Harmonia entre o Homem e a Natureza: o sistema de piscicultura integrada com o cultivo da amoreira e a visão ecológica na agricultura tradicional chinesa
Situada na zona costeira do sul da China (abrangendo, em geral, as regiões de Guangdong, Guangxi, Hainan, Hong Kong e Macau), a área de Lingnan distingue-se pelo clima quente e húmido, pelos solos férteis e pela abundância de cursos de água, fatores que favorecem extraordinariamente o desenvolvimento agrícola. Ao longo dos séculos, o povo de Lingnan, engenhoso e diligente, aproveitou os recursos naturais para criar modelos de agricultura sustentável, como a piscicultura integrada com o cultivo da amoreira.
Este modelo impulsiona a produção e melhora as condições de vida ao mesmo tempo que minimiza o impacto no ambiente, evidenciando, assim, a ênfase da cultura agrícola chinesa na convivência harmoniosa entre o Homem e a Natureza.
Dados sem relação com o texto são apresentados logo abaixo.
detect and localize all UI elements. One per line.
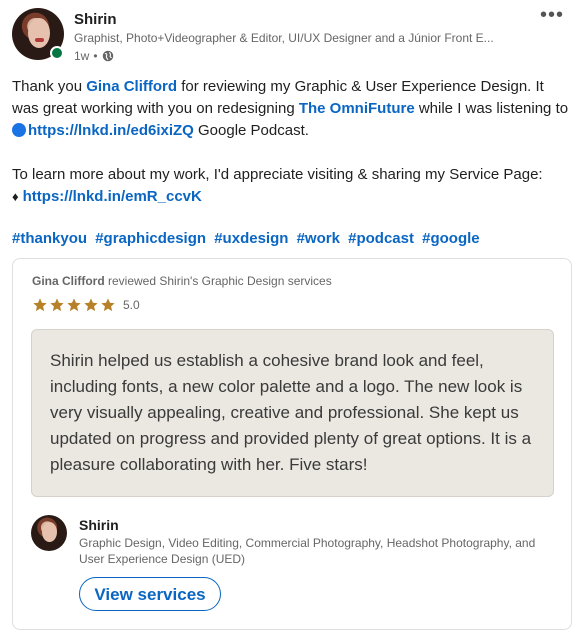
star-rating: 5.0 xyxy=(32,297,140,313)
service-provider: Shirin Graphic Design, Video Editing, Co… xyxy=(31,515,561,619)
review-quote: Shirin helped us establish a cohesive br… xyxy=(31,329,554,497)
feed-post: Shirin Graphist, Photo+Videographer & Ed… xyxy=(0,0,584,642)
text-segment: while I was listening to xyxy=(414,100,569,117)
provider-skills: Graphic Design, Video Editing, Commercia… xyxy=(79,536,536,566)
review-description: reviewed Shirin's Graphic Design service… xyxy=(104,274,332,288)
more-options-button[interactable]: ••• xyxy=(536,5,568,28)
post-paragraph-2: To learn more about my work, I'd appreci… xyxy=(12,164,572,208)
hashtag-work[interactable]: #work xyxy=(297,230,340,247)
hashtag-thankyou[interactable]: #thankyou xyxy=(12,230,87,247)
online-status-indicator xyxy=(50,46,64,60)
post-time: 1w xyxy=(74,49,90,63)
post-body: Thank you Gina Clifford for reviewing my… xyxy=(12,76,572,208)
post-header: Shirin Graphist, Photo+Videographer & Ed… xyxy=(12,5,572,63)
mention-the-omnifuture[interactable]: The OmniFuture xyxy=(299,100,415,117)
provider-avatar[interactable] xyxy=(31,515,67,551)
review-header: Gina Clifford reviewed Shirin's Graphic … xyxy=(32,274,332,288)
hashtag-podcast[interactable]: #podcast xyxy=(348,230,414,247)
reviewer-name: Gina Clifford xyxy=(32,274,105,288)
mention-gina-clifford[interactable]: Gina Clifford xyxy=(86,78,177,95)
text-segment: Thank you xyxy=(12,78,87,95)
star-icon xyxy=(67,298,81,312)
hashtag-list: #thankyou #graphicdesign #uxdesign #work… xyxy=(12,230,484,247)
hashtag-graphicdesign[interactable]: #graphicdesign xyxy=(95,230,206,247)
avatar-face xyxy=(42,522,57,542)
text-segment: To learn more about my work, I'd appreci… xyxy=(12,166,543,183)
service-page-link[interactable]: https://lnkd.in/emR_ccvK xyxy=(23,188,202,205)
star-icon xyxy=(101,298,115,312)
post-paragraph-1: Thank you Gina Clifford for reviewing my… xyxy=(12,76,572,142)
star-icon xyxy=(50,298,64,312)
avatar-face xyxy=(28,18,50,48)
meta-separator: • xyxy=(93,49,98,63)
service-review-card[interactable]: Gina Clifford reviewed Shirin's Graphic … xyxy=(12,258,572,630)
star-icon xyxy=(84,298,98,312)
post-meta: 1w • xyxy=(74,49,114,63)
globe-icon xyxy=(102,50,113,62)
star-icon xyxy=(33,298,47,312)
avatar-lips xyxy=(35,38,44,42)
author-name[interactable]: Shirin xyxy=(74,11,117,28)
provider-name[interactable]: Shirin xyxy=(79,517,119,533)
view-services-button[interactable]: View services xyxy=(79,577,221,611)
podcast-link[interactable]: https://lnkd.in/ed6ixiZQ xyxy=(28,122,194,139)
text-segment: Google Podcast. xyxy=(193,122,309,139)
rating-value: 5.0 xyxy=(123,298,140,312)
podcast-dot-icon xyxy=(12,123,26,137)
hashtag-uxdesign[interactable]: #uxdesign xyxy=(214,230,288,247)
hashtag-google[interactable]: #google xyxy=(422,230,480,247)
diamond-icon: ♦ xyxy=(12,189,19,204)
author-headline: Graphist, Photo+Videographer & Editor, U… xyxy=(74,31,494,45)
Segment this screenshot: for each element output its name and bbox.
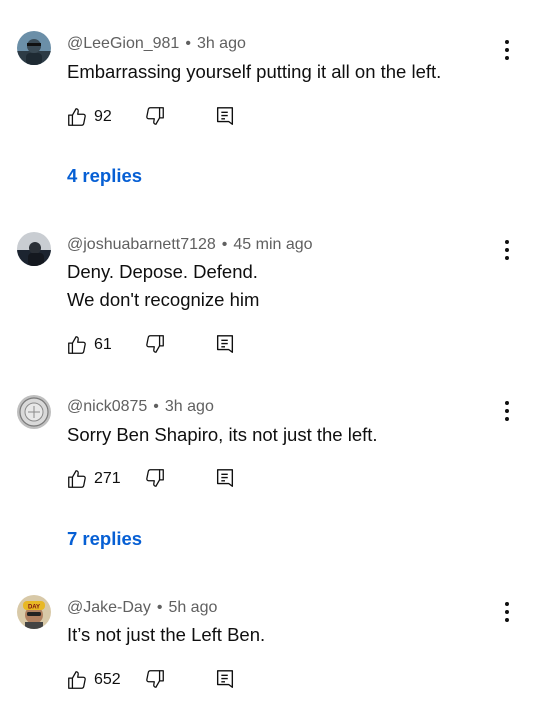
more-vertical-icon[interactable]	[496, 398, 518, 424]
comment-text-line: Embarrassing yourself putting it all on …	[67, 61, 442, 82]
dislike-button[interactable]	[144, 333, 166, 355]
reply-comment-icon	[214, 105, 236, 127]
reply-comment-icon	[214, 668, 236, 690]
dislike-button[interactable]	[144, 105, 166, 127]
comment-time[interactable]: 3h ago	[165, 398, 214, 415]
like-button[interactable]: 92	[66, 106, 130, 128]
like-count: 92	[94, 108, 112, 125]
comment-text-line: Sorry Ben Shapiro, its not just the left…	[67, 424, 378, 445]
comment-actions: 271	[66, 466, 234, 492]
comment-text: It’s not just the Left Ben.	[67, 621, 265, 649]
reply-comment-icon	[214, 333, 236, 355]
comment-author[interactable]: @nick0875	[67, 398, 147, 415]
reply-button[interactable]	[214, 668, 236, 690]
comment-text-line: Deny. Depose. Defend.	[67, 261, 258, 282]
comment-actions: 92	[66, 104, 234, 130]
like-count: 652	[94, 671, 121, 688]
reply-button[interactable]	[214, 105, 236, 127]
dislike-button[interactable]	[144, 467, 166, 489]
thumbs-down-icon	[144, 668, 166, 690]
thumbs-down-icon	[144, 467, 166, 489]
reply-comment-icon	[214, 467, 236, 489]
avatar[interactable]: DAY	[17, 595, 51, 629]
thumbs-down-icon	[144, 105, 166, 127]
like-button[interactable]: 61	[66, 334, 130, 356]
thumbs-up-icon	[66, 468, 88, 490]
avatar[interactable]	[17, 395, 51, 429]
comment-text: Deny. Depose. Defend. We don't recognize…	[67, 258, 259, 314]
thumbs-up-icon	[66, 334, 88, 356]
dislike-button[interactable]	[144, 668, 166, 690]
reply-button[interactable]	[214, 333, 236, 355]
avatar[interactable]	[17, 31, 51, 65]
comment-text-line: We don't recognize him	[67, 289, 260, 310]
view-replies-link[interactable]: 7 replies	[67, 527, 142, 551]
comment-time[interactable]: 5h ago	[168, 599, 217, 616]
comment-text-line: It’s not just the Left Ben.	[67, 624, 266, 645]
comment-meta: @LeeGion_981 • 3h ago	[67, 34, 246, 54]
comment-time[interactable]: 3h ago	[197, 35, 246, 52]
comment-meta: @joshuabarnett7128 • 45 min ago	[67, 235, 313, 255]
like-count: 271	[94, 470, 121, 487]
reply-button[interactable]	[214, 467, 236, 489]
meta-separator: •	[156, 599, 163, 616]
more-vertical-icon[interactable]	[496, 37, 518, 63]
thumbs-up-icon	[66, 669, 88, 691]
comment-text: Sorry Ben Shapiro, its not just the left…	[67, 421, 378, 449]
comment-meta: @nick0875 • 3h ago	[67, 397, 214, 417]
comment-author[interactable]: @joshuabarnett7128	[67, 236, 216, 253]
comment-text: Embarrassing yourself putting it all on …	[67, 58, 441, 86]
comment-actions: 61	[66, 332, 234, 358]
meta-separator: •	[185, 35, 191, 52]
comment-author[interactable]: @Jake-Day	[67, 599, 151, 616]
thumbs-up-icon	[66, 106, 88, 128]
like-button[interactable]: 652	[66, 669, 130, 691]
view-replies-link[interactable]: 4 replies	[67, 164, 142, 188]
comment-time[interactable]: 45 min ago	[233, 236, 312, 253]
avatar-text: DAY	[28, 605, 40, 611]
like-button[interactable]: 271	[66, 468, 130, 490]
thumbs-down-icon	[144, 333, 166, 355]
like-count: 61	[94, 336, 112, 353]
meta-separator: •	[153, 398, 159, 415]
more-vertical-icon[interactable]	[496, 599, 518, 625]
comment-actions: 652	[66, 667, 234, 693]
avatar[interactable]	[17, 232, 51, 266]
meta-separator: •	[221, 236, 228, 253]
more-vertical-icon[interactable]	[496, 237, 518, 263]
comment-meta: @Jake-Day • 5h ago	[67, 598, 217, 618]
comment-author[interactable]: @LeeGion_981	[67, 35, 179, 52]
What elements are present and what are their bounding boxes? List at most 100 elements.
Desde o período Ming e Qing (1368-1912) que Cantão, a cidade mais próspera de Lingnan e principal ponto de partida da Rota Marítima da Seda, se firmou como janela da China para o comércio externo, exportando, entre outros produtos, a seda. Este tecido provém do bicho-da-seda, cujo alimento principal são as folhas de amoreira, convertendo a amoreira numa cultura económica essencial.
Nos campos do Delta do Rio das Pérolas, geração após geração, os agricultores desenvolveram a piscicultura integrada com o cultivo da amoreira, unindo a plantação destas árvores à criação de peixe em tanques.
Nas zonas baixas e alagadiças do Delta do Rio das Pérolas, onde a água das chuvas se acumula e escoa lentamente, os moradores cavavam tanques para a criação de peixe e utilizavam a terra para erguer diques em redor das escavações, protegendo-as contra inundações e servindo de base para o cultivo de amoreiras. As folhas das árvores alimentavam o bicho-da-seda e os excrementos destes, por sua vez, eram usados como ração para o peixe. Por fim, os resíduos orgânicos gerados pelos peixes e micro-organismos do tanque transformavam-se em adubo para as amoreiras, formando um ciclo de interdependência que assegurava produção eficiente, baixo custo e menor poluição. Este sistema ilustra os ideais de adaptação e harmonia com o meio ambiente presentes na cultura agrícola chinesa.
Um dos melhores exemplos do modelo é Sangyuanwei (Reserva Agrícola de Amoreiras), na cidade de Foshan (província de Guangdong). A origem deste empreendimento de engenharia agrícola e de gestão hídrica remonta à Dinastia Song do Norte (960-1127). Para conter as inundações de montante e bloquear as marés salgadas a jusante, construiu-se um dique com perímetro de 83,86km e 265,4km² de área. Nessa zona protegida, o terreno fértil impulsionou o crescimento do sistema de piscicultura integrada com o cultivo da amoreira e, simultaneamente, promoveu a indústria da seda, reforçando a prosperidade local. Com sucessivas ampliações e melhorias, a obra permanece relevante até hoje.
Em dezembro de 2020, foi inserida na 7.ª lista de Património Mundial de Engenharia de Irrigação, tornando-se o primeiro projeto hidráulico de Guangdong e no primeiro à base de diques na China reconhecido com tal distinção.
Graças a esse modelo agrícola, Foshan tornou-se um próspero centro produtor de seda, muitas vezes referido como a “Capital da Seda do Sul da China”. Foi aí que se desenvolveu a única seda no mundo tingida exclusivamente com corantes vegetais: a xiangyunsha (literalmente “nuvem de seda perfumada”).
De produção limitada e técnica singular, esse tecido é simultaneamente leve, fresco e resistente a vincos, despertando grande interesse em comunidades pesqueiras junto à costa. Em épocas passadas, chamava-se-lhe “ouro macio”, acessível apenas às famílias mais ricas. Por produzir um som particular ao caminhar, o nome original do tecido significava “som de nuvem de seda”. Posteriormente, devido à semelhança fonética entre “som” e “aroma agradável” (ambos se leem xiang em chinês), passou a denominar-se xiangyunsha com o caráter para “aroma agradável”.
Em 2008, o processo de tingimento e acabamento desta seda foi inscrito na 2.ª lista nacional de Património Cultural Imaterial da China.
Se tiver oportunidade de visitar a região de Lingnan, não deixe de visitar a área de Sangyuanwei, em Foshan, bem como o museu local dedicado à cultura da seda, para ficar a conhecer como surgiu este sistema agrícola único, fruto da adaptação dos habitantes locais às condições naturais. Talvez encontre ainda a sua peça ideal de xiangyunsha.